Recent proposals extend work requirements for able bodied adults without dependents who have children ages 7–17 and older adults up to age 65. These changes disregard a fundamental reality: the majority of people who rely on public benefits already work, have disabilities, or serve as full-time caregivers. Increasing work requirements exacerbates poverty without addressing its root causes.

Shifting SNAP Costs to States 

If Congress forces states to cover a portion of SNAP benefits, states will be burdened with significant new costs, leading to funding shortfalls and benefit cuts. In times of economic downturn, when more families need assistance, Sarah could see her benefits reduced or face longer wait times for help. In addition, the strain on states has affected other critical programs Sarah utilizes such as Medicaid and child care subsidies. States struggling to fill the funding gap may impose stricter eligibility requirements, shorten benefit periods, or cut the size of individual SNAP allotments, deepening food insecurity for millions. 

Before advocating for this shift, Congress should revisit history. When states were given more responsibility for social safety net programs, such as with “welfare reform” in 1996, caseloads dropped significantly—not because fewer people needed assistance, but because states imposed stricter rules and administrative burdens to limit access. The result? More families going hungry and a weakened safety net that failed to reach families in need. 

Furthermore, giving states flexibility in how they allocate funding for critical programs can be a dangerous game. We see this failure playing out in Mississippi today. Despite having one of the highest poverty rates in the country and a population of 2.9 million residents, only 1,600 families received Temporary Assistance for Needy Families (TANF) benefits in 2024. This staggering disparity highlights how states can divert funds away from direct support for families in need, often based on political priorities rather than actual demand. If SNAP follows a similar path, states could spend federal dollars on anything except ensuring people have food. 
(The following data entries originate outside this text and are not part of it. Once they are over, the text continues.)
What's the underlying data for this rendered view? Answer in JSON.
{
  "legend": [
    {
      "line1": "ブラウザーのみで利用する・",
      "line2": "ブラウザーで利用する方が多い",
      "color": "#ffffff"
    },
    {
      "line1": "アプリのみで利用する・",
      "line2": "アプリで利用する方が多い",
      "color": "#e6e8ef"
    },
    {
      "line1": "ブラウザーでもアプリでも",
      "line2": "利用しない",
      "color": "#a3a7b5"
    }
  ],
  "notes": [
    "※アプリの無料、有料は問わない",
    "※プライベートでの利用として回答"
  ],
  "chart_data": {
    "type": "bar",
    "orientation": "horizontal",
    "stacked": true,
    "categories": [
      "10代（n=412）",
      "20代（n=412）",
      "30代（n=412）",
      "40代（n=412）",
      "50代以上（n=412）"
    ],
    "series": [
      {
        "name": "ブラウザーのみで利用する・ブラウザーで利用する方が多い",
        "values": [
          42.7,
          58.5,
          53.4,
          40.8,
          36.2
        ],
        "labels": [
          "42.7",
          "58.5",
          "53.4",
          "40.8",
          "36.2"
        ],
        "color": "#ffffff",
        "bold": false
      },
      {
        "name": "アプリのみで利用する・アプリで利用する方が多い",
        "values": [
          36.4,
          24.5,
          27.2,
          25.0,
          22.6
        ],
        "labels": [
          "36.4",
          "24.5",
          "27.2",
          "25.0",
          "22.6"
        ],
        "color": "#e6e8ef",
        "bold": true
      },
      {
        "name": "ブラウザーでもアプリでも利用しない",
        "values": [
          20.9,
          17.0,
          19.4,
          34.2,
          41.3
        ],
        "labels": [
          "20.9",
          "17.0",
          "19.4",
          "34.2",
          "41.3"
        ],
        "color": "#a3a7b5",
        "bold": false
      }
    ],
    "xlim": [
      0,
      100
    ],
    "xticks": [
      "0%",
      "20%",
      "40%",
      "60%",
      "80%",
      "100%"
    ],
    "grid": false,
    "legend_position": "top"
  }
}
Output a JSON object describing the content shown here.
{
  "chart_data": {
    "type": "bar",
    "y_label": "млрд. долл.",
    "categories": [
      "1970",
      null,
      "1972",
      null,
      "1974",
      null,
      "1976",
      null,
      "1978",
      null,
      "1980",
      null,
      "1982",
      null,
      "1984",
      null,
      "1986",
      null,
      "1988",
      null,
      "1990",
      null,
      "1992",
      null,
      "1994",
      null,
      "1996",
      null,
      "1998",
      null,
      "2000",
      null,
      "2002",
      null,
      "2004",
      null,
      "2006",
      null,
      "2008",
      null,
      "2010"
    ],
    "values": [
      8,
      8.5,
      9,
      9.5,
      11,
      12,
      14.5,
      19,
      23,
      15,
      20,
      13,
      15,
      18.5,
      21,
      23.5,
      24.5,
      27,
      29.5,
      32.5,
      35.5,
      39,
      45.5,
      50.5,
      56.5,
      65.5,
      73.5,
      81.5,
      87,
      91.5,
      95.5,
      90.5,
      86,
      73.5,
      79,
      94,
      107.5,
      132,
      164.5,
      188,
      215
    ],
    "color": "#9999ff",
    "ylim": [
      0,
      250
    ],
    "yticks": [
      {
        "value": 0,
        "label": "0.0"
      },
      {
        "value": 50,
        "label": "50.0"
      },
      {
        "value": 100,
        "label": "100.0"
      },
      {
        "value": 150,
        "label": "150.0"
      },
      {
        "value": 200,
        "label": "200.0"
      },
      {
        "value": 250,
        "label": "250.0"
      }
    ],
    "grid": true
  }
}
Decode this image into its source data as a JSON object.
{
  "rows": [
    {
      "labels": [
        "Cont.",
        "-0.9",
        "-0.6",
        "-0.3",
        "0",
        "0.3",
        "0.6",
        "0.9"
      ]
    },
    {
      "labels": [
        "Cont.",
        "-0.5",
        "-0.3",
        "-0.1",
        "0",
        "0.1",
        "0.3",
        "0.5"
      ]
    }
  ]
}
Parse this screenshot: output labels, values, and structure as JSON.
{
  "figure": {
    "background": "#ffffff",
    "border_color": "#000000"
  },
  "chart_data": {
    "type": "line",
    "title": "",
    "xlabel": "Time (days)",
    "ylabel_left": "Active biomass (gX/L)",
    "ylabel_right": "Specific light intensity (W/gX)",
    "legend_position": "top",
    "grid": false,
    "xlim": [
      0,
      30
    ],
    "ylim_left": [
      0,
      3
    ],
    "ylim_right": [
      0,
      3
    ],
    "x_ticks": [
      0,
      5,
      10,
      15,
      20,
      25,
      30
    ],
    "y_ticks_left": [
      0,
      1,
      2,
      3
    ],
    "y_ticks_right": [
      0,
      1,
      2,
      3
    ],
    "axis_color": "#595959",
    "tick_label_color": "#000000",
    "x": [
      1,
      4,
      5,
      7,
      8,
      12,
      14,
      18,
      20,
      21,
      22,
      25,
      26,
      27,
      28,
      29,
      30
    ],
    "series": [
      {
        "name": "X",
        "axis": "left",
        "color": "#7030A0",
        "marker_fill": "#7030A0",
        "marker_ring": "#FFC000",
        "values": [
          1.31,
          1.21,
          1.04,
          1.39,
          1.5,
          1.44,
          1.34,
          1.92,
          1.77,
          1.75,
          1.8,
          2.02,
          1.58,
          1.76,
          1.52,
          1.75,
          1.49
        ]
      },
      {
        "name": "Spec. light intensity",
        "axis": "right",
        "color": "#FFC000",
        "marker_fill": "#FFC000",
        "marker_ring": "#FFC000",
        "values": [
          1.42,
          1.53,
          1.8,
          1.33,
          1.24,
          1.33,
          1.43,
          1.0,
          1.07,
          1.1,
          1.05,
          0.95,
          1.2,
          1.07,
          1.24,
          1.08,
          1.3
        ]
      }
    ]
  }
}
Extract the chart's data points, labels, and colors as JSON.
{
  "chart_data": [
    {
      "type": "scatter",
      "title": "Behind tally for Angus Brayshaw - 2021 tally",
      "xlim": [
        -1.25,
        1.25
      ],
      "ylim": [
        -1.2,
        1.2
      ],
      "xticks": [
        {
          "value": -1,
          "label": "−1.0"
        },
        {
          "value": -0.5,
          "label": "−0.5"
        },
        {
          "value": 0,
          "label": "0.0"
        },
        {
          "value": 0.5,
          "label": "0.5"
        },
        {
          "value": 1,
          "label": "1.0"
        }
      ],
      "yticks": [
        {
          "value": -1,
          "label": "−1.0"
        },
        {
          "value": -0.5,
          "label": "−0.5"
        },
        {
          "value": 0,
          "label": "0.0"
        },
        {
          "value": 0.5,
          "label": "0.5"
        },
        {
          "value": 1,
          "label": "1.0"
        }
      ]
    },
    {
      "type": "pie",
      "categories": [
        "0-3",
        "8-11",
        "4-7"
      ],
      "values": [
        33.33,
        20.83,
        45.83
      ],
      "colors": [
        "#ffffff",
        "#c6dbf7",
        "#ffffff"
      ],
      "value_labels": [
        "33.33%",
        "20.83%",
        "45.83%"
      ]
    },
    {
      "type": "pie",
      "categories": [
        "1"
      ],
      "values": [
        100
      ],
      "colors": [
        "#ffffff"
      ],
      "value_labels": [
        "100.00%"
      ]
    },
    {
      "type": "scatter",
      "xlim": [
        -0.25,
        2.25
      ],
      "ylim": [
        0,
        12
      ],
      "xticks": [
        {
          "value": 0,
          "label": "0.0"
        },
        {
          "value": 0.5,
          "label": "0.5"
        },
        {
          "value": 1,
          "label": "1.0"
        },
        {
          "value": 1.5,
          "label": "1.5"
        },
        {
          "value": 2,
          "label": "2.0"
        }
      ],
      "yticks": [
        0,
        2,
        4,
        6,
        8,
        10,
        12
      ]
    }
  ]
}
We cannot allow basic needs like food to become a political battleground. Shifting SNAP costs to states would repeat these failures, leaving millions at greater risk of hunger simply because of where they live. 

The Bigger Picture 

Sarah’s story is not unique. It reflects the daily struggle of over 42 million individuals who are parents, seniors, and workers that rely on SNAP. The choices Congress makes determine whether a child goes to bed hungry, whether an elderly neighbor skips meals to afford medication, or whether a single mother like Sarah is forced to choose between rent and groceries. SNAP is not just a program. It is a lifeline that allows families to afford food and hold onto hope in the face of hardship. Weakening it would mean more empty refrigerators, more children going to school on empty stomachs, and more families pushed further into crisis. We cannot allow that to happen.